La alimentación no es solo lo que comen las personas, es también lo que sienten. En estos momentos de incertidumbre que vive la humanidad, el estrés y la ansiedad hacen parte del día a día. Estos dos trastornos generan el aumento de cortisol en el organismo, lo que provoca el incremento de apetito, que si no es controlado, puede desencadenar o aumentar la prevalencia de patologías como el sobrepeso y la obesidad. Por eso, es importante que los colombianos sean conscientes de la situación anómala actual que viven y busquen a su médico para evitar este tipo de complicaciones.
Después de más de 4 meses en casa, el cuerpo no ha realizado la misma actividad física que desarrollaba antes y en algunos casos, tampoco se ha alimentado de forma correcta. El sedentarismo, los domicilios, la comida ultra procesada y los productos que muchas veces no son los más adecuados para una correcta alimentación se han convertido en la regla en la cotidianidad de las personas que cada vez tienen menos tiempo para prestarle atención a su salud.
Según los últimos datos de la Encuesta de Situación Nutricional en Colombia (ENSIN) realizada en 2015, más de la mitad de la población colombiana sufre de sobrepeso y obesidad. En este sentido, el impacto psicológico de la cuarentena es relevante para no dejar que estas enfermedades empeoren o aumenten en la población en general.
Por eso la correcta alimentación juega un papel fundamental. “Cada persona tiene un requerimiento de energía y de nutrientes diferente, de allí radica la importancia del acompañamiento profesional para que se haga consciente de lo que necesita; y a esto, sumarle hábitos alimentarios saludables como: comer despacio, masticar bien, saber hasta cuándo comer e identificar qué tipo de alimentos están consumiendo para evitar el exceso de peso que puede derivar crónicamente en enfermedades tipo crónicas no transmisibles”, cuenta la nutricionista dietista Sandra Ivonne Pérez Sierra, docente de la Facultad de Ciencias de la Nutrición y los Alimentos de la universidad del CES.

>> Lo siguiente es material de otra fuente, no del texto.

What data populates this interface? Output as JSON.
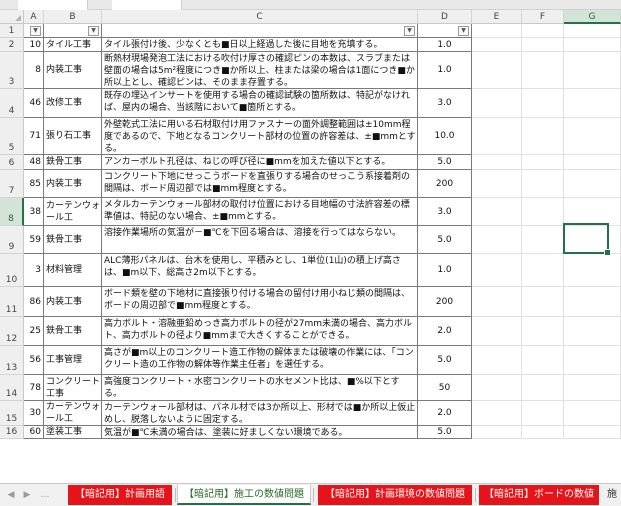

Para evitar que la incertidumbre facilite la aparición de obesidad y sobrepeso en cuarentena es necesario alimentarse de manera más consciente.
“Para mantener una buena nutrición es necesario tener una dieta balanceada incluyendo los diversos grupos de alimentos en la cantidad adecuada (cereales, raíces, plátanos y tubérculos; frutas y verduras; lácteos y derivados; carnes y leguminosas secas; grasas y azúcares) sin exagerar de unos, especialmente de aquellos que son ultra procesados, ni prescindir de otros, como los frescos y naturales. Además, se aconseja realizar actividad física, mantener una buena hidratación y desarrollar actividades como pintar, leer o meditar que no dejen que la ansiedad o el estrés le pasen cuenta al peso. Hay que mantener un equilibrio”, comenta la nutricionista Pérez.

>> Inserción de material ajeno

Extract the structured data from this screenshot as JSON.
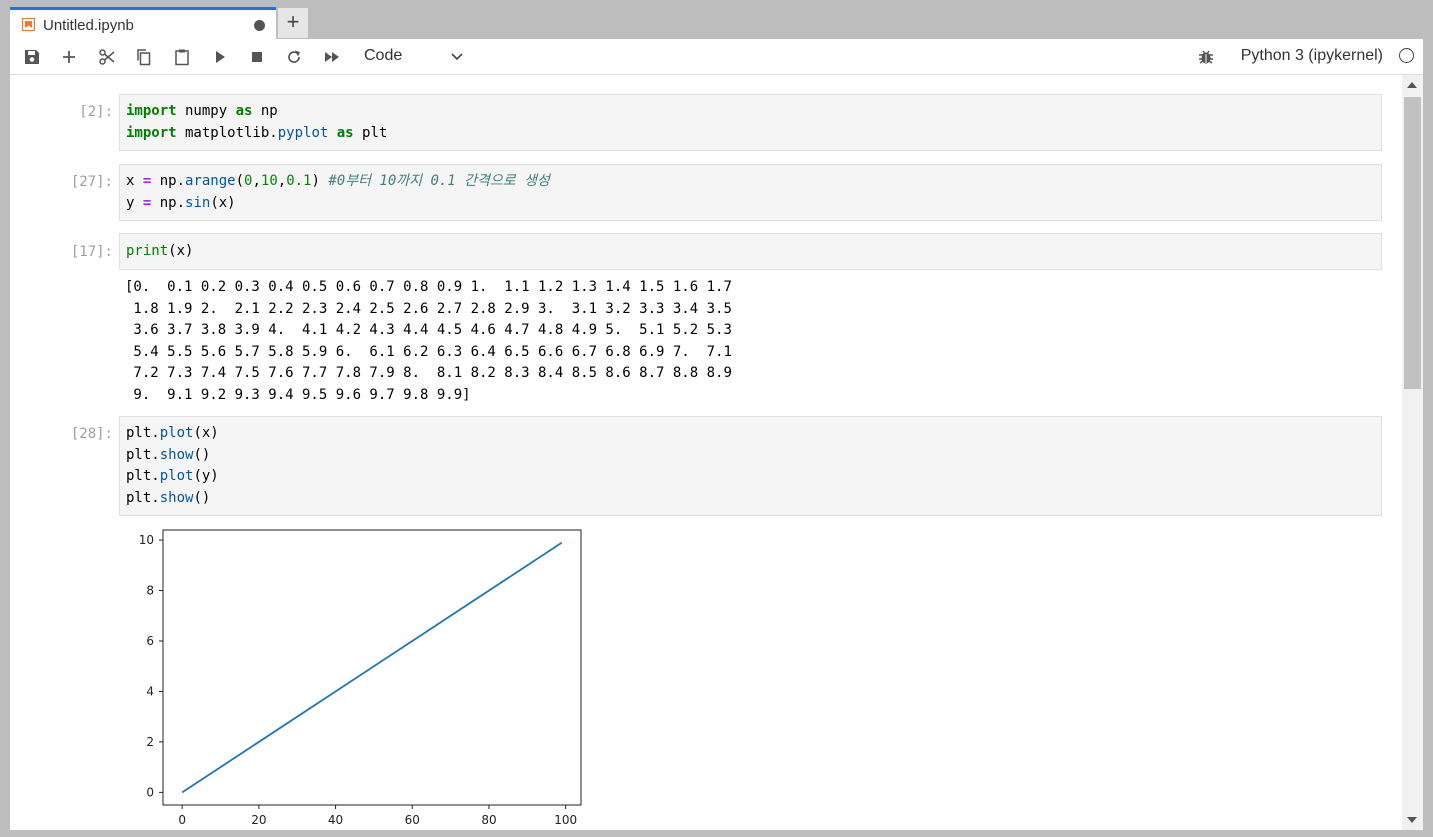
{
  "tab": {
    "title": "Untitled.ipynb",
    "new_tab": "+"
  },
  "toolbar": {
    "buttons": [
      "save-icon",
      "add-cell-icon",
      "cut-icon",
      "copy-icon",
      "paste-icon",
      "run-icon",
      "stop-icon",
      "restart-icon",
      "fast-forward-icon"
    ],
    "cell_type": "Code",
    "kernel_name": "Python 3 (ipykernel)"
  },
  "cells": [
    {
      "prompt": "[2]:",
      "lines": [
        [
          [
            "kw",
            "import"
          ],
          [
            "t",
            " numpy "
          ],
          [
            "kw",
            "as"
          ],
          [
            "t",
            " np"
          ]
        ],
        [
          [
            "kw",
            "import"
          ],
          [
            "t",
            " matplotlib"
          ],
          [
            "t",
            "."
          ],
          [
            "fn",
            "pyplot"
          ],
          [
            "t",
            " "
          ],
          [
            "kw",
            "as"
          ],
          [
            "t",
            " plt"
          ]
        ]
      ]
    },
    {
      "prompt": "[27]:",
      "lines": [
        [
          [
            "t",
            "x "
          ],
          [
            "op",
            "="
          ],
          [
            "t",
            " np."
          ],
          [
            "fn",
            "arange"
          ],
          [
            "t",
            "("
          ],
          [
            "num",
            "0"
          ],
          [
            "t",
            ","
          ],
          [
            "num",
            "10"
          ],
          [
            "t",
            ","
          ],
          [
            "num",
            "0.1"
          ],
          [
            "t",
            ") "
          ],
          [
            "cm",
            "#0부터 10까지 0.1 간격으로 생성"
          ]
        ],
        [
          [
            "t",
            "y "
          ],
          [
            "op",
            "="
          ],
          [
            "t",
            " np."
          ],
          [
            "fn",
            "sin"
          ],
          [
            "t",
            "(x)"
          ]
        ]
      ]
    },
    {
      "prompt": "[17]:",
      "lines": [
        [
          [
            "bi",
            "print"
          ],
          [
            "t",
            "(x)"
          ]
        ]
      ]
    },
    {
      "prompt": "[28]:",
      "lines": [
        [
          [
            "t",
            "plt."
          ],
          [
            "fn",
            "plot"
          ],
          [
            "t",
            "(x)"
          ]
        ],
        [
          [
            "t",
            "plt."
          ],
          [
            "fn",
            "show"
          ],
          [
            "t",
            "()"
          ]
        ],
        [
          [
            "t",
            "plt."
          ],
          [
            "fn",
            "plot"
          ],
          [
            "t",
            "(y)"
          ]
        ],
        [
          [
            "t",
            "plt."
          ],
          [
            "fn",
            "show"
          ],
          [
            "t",
            "()"
          ]
        ]
      ]
    }
  ],
  "output_17": "[0.  0.1 0.2 0.3 0.4 0.5 0.6 0.7 0.8 0.9 1.  1.1 1.2 1.3 1.4 1.5 1.6 1.7\n 1.8 1.9 2.  2.1 2.2 2.3 2.4 2.5 2.6 2.7 2.8 2.9 3.  3.1 3.2 3.3 3.4 3.5\n 3.6 3.7 3.8 3.9 4.  4.1 4.2 4.3 4.4 4.5 4.6 4.7 4.8 4.9 5.  5.1 5.2 5.3\n 5.4 5.5 5.6 5.7 5.8 5.9 6.  6.1 6.2 6.3 6.4 6.5 6.6 6.7 6.8 6.9 7.  7.1\n 7.2 7.3 7.4 7.5 7.6 7.7 7.8 7.9 8.  8.1 8.2 8.3 8.4 8.5 8.6 8.7 8.8 8.9\n 9.  9.1 9.2 9.3 9.4 9.5 9.6 9.7 9.8 9.9]",
  "chart_data": {
    "type": "line",
    "x": [
      0,
      99
    ],
    "series": [
      {
        "values": [
          0,
          9.9
        ],
        "color": "#1f77b4"
      }
    ],
    "xticks": [
      "0",
      "20",
      "40",
      "60",
      "80",
      "100"
    ],
    "yticks": [
      "0",
      "2",
      "4",
      "6",
      "8",
      "10"
    ],
    "xlim": [
      -5,
      104
    ],
    "ylim": [
      -0.5,
      10.4
    ],
    "xlabel": "",
    "ylabel": "",
    "title": ""
  }
}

La correcta alimentación no debe seguir siendo un tema complejo para las personas. Además, no implica grandes gastos económicos. En este sentido, los correctos hábitos alimenticios, el desarrollo de otras actividades que ejerciten el aspecto emocional, la constante actividad física, entre otras prácticas, hacen parte del manejo integral para prevenir obesidad y sobrepeso, mitigan los efectos producidos por la crisis actual y mejoran la calidad de vida de los colombianos y su salud.